Baby’s day out in New York

- September 20, 2018
| By : Harkirat Kaur |

This year’s New York Fashion Week showcased Indian designer Kanika Jain’s collection Blue Jean Baby. Jain shares with us her journey and memorable moments from the show Kanika Jain’s recent show at New York Fashion Week (NYFW) is another example of a fashion designer making it big on the international fashion scene. Her collection, Blue […]

This year’s New York Fashion Week showcased Indian designer Kanika Jain’s collection Blue Jean Baby. Jain shares with us her journey and memorable moments from the show

Kanika Jain’s recent show at New York Fashion Week (NYFW) is another example of a fashion designer making it big on the international fashion scene. Her collection, Blue Jean Baby, is an amalgamation of materials, techniques and sensibilities that are dear to her. In a candid interview, she shares with Patriot, everything that went into the making of her show.

Can you please share your brand Kanelle’s relevance in India and abroad. What is the individual voice of the label that you believe is important in today’s day and age?
Kanelle holds a significant place in the field of fashion through the type of work we do. The language we speak at Kanelle, through our designs, is meaningful and unique. Every collection has a story to tell that makes each piece of clothing expressive in its own way. From the creation of textiles to the artworks we do on them — all these explain the hard work that goes behind creating the collection. With the consistent incorporation of separates in my collection, each piece is very relevant in terms of its value and usage in today’s time.
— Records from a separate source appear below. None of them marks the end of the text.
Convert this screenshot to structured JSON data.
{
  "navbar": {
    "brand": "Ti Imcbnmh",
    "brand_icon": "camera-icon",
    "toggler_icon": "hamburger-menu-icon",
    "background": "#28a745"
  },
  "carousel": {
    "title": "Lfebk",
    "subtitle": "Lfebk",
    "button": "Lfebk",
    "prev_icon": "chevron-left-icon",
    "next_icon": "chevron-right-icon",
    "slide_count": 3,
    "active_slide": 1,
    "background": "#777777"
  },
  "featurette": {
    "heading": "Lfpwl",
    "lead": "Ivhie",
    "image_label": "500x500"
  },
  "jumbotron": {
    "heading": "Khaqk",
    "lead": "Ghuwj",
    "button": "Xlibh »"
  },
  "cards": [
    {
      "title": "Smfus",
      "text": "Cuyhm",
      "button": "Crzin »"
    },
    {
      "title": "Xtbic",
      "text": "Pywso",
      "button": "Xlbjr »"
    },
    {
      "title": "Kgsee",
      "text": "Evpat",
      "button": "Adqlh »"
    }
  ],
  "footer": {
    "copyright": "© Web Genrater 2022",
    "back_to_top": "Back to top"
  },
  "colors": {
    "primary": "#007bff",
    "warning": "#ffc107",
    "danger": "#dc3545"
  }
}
Tell us a little about your collection ‘Blue Jean Baby’? How did the name come about?
‘Blue Jean Baby’ is a song by Elton John and what better could be the name of my collection than this, as the entire collection is made out of denim material. It is a season-less collection inspired by the feminism of Lady Diana. The clothes have a subtle nod to timeless 80’s fashion but constructed with modern aesthetics. The use of textiles has been a major reason for the collection to be season-less and the styles of the garments made it effortless. Thus, it justifies the name given.

Please share with us how did the collaboration with Flying Solo come about and your experience of working with them?
Team Flying Solo selected Kanelle to showcase our collection at the NYFW and gave us this great opportunity. The whole experience was extremely exciting. We all worked as a team along with other designers showcasing their work and had a very exciting and fantastic show.

What inspires you to do what you do today — be it in your design language or having your own clothing label?
A lot of my work is inspired by nature. I love to travel and incorporate a lot of my thoughts and sensibilities in my work. It is so exciting to see the vision of my ideas come to life at every stage of the process of creating a collection and that is what keeps me going.

How did the idea to showcase at NYFW come about?
As mentioned earlier, it wasn’t a planned approach. Team Flying Solo had selected us to showcase our collection at the NYFW.

Can you describe at length the entire ambience on the day of the show day? Please illustrate what is the energy a few hours before the show while everyone is working hard towards getting everything in place.
This question reminds me of the crazy time we all experienced before the show. From the day of the fittings to the final day of the show, it was truly incredible. The day of the show was very crucial for all of us designers. It was absolutely mind boggling to see the madness that was happening back stage. There were so many people there, from the multiple makeup artists to the models to the dressers and assistants to all of us designers. The entire space appeared to be brimming with energy and excitement. And the moment the show started, it was unbelievable to see the rush that was there backstage. But as soon as the show finished, there was great sense of satisfaction and fulfilment that we felt, knowing that we put up a spectacular show.

Please share the contrast between a fashion week in India and the one you experienced at NYFW. Is there anything they can learn from each other?
There isn’t much of a difference in the shows that happen here in India from the one in New York. Our fashion weeks in India are as professionally organised and as crazy as that of NYFW. The process of any fashion week is primarily the same and India is in no way different from the one that I experienced at NYFW.

What is your favourite memory from the show?
The most memorable moment of this entire experience was when I went to the main stage right before the show and took a moment to believe that Kanelle will be a part of NYFW.

What next from Kanelle?
Next will be a launch of our Spring Summer 2019 collection and we are hoping to receive wonderful response for the same.